Fixing the Air We Breathe Indoors

On May 15, ASHRAE — the association of engineers who work in heating, air conditioning, and ventilation — set out its Proposed Standard 241P, Control of Infectious Aerosols.

They are soliciting comments on it until May 26 from the public. Links and instructions for comments can be found here.

This standard, which was put together over six months — lightning speed for ASHRAE, which often takes years to develop new standards due to its painstaking process — was built on years of work by the organization on indoor air quality and included some input from public health experts.

According to ASHRAE:

The standard will address long-range transmission of infectious aerosols and provides minimum requirements for:

  • Equivalent outdoor air (combined effect of ventilation, filtration, and air cleaning) for use during Infection Risk Mitigation Mode
  • Room air distribution to reduce risk
  • Characterization of filter and air cleaner effectiveness and safety
  • Commissioning, including development and implementation of a Building Readiness Plan
  • System operation in Infection Risk Mitigation Mode during periods of high risk
  • Maintenance tasks and their minimum frequency
  • Residences and health care facilities

ASHRAE issued some recommendations early in the pandemic that provided guidelines for the kind of filtration that should be used in buildings to minimize transmission of airborne viruses. Those guidelines, though very good, were based on ongoing work on indoor air quality and did not include the kind of comprehensive work they brought to this new standard.
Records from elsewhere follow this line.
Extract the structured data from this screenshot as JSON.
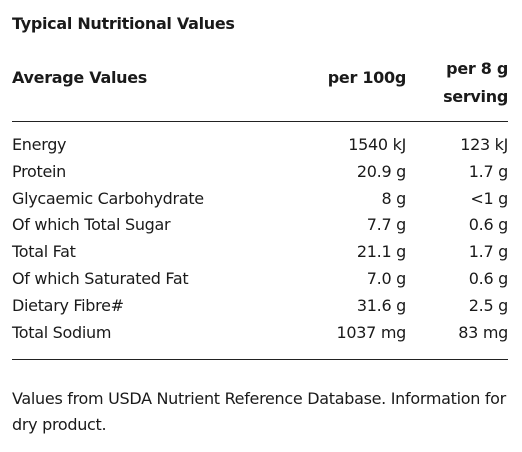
{
  "table": {
    "title": "Typical Nutritional Values",
    "header": {
      "label": "Average Values",
      "col1": "per 100g",
      "col2": "per 8 g serving"
    },
    "rows": [
      {
        "label": "Energy",
        "per100": "1540 kJ",
        "perServing": "123 kJ"
      },
      {
        "label": "Protein",
        "per100": "20.9 g",
        "perServing": "1.7 g"
      },
      {
        "label": "Glycaemic Carbohydrate",
        "per100": "8 g",
        "perServing": "<1 g"
      },
      {
        "label": "Of which Total Sugar",
        "per100": "7.7 g",
        "perServing": "0.6 g"
      },
      {
        "label": "Total Fat",
        "per100": "21.1 g",
        "perServing": "1.7 g"
      },
      {
        "label": "Of which Saturated Fat",
        "per100": "7.0 g",
        "perServing": "0.6 g"
      },
      {
        "label": "Dietary Fibre#",
        "per100": "31.6 g",
        "perServing": "2.5 g"
      },
      {
        "label": "Total Sodium",
        "per100": "1037 mg",
        "perServing": "83 mg"
      }
    ],
    "footnote": "Values from USDA Nutrient Reference Database. Information for dry product."
  }
}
These standards, once incorporated into building codes and other regulations for buildings, will be a major step forward in making sure that the indoor air is safe to breathe. In a world in which many people spend most of their time indoors, that is a crucial element of public health.

These standards will minimize the transmission of airborne diseases including, but not limited to, Covid.

The Centers for Disease Control also issued some ventilation recommendations on May 12 after the end of the pandemic emergency status in the United States. While these are reasonable standards, they are rooted in the recommendations from ASHRAE and others that were in place in 2020. They do not include the more detailed new standards proposed by ASHRAE.

The CDC could and should have issued similar guidelines about indoor air quality in 2020, when it became obvious that most Covid transmission was airborne and that poorly ventilated indoor locations were the places with the highest risk.

The John Snow Project — which is named after the man who figured out that cholera spread in contaminated water — has a detailed explanation of the CDC guidelines. They also have other good advice on protecting ourselves from the ongoing Covid pandemic.

Another excellent resource is the Corsi-Rosenthal Foundation. The founders, Dr. Richard Corsi and Jim Rosenthal, came up with the Corsi-Rosenthal box, which is an inexpensive air cleaner system based on a box fan and HEPA filters. It’s open source and there are instructions on how to build one on their website.

I have noticed that some conventions (including ASHRAE’s) are making and using Corsi-Rosenthal boxes to help keep the air clean. Conventions can be super-spreader events for Covid, since they draw a lot of people and many of the facilities that host them have very poor indoor air quality. (A recent conference that my partner attended had CO2 readings of up to 2000 ppm in small conference rooms in a hotel. At that level of CO2, which is considerably above the outdoor air of 450 ppm, people are sharing their lung exhalations.)

The CDC guidelines are late and far too many people are not paying attention to the pandemic anymore. The ASHRAE standards are excellent, but we will all have to push for governments to adopt them and apply them to old buildings as well as new construction.

However, it is possible that in the future we will not all be regularly sharing airborne viruses in our schools, offices, and public buildings. While not all contagious diseases are airborne, enough of them are that this can make a huge difference in our public health.

Now we need to put some real money behind a working public health system — the CDC failure in this pandemic has been a national disgrace and our local agencies are always underfunded.

It would be nice if the next pandemic (and there will be another one) is handled more rationally and successfully than this one. Indoor air quality would give us a good start.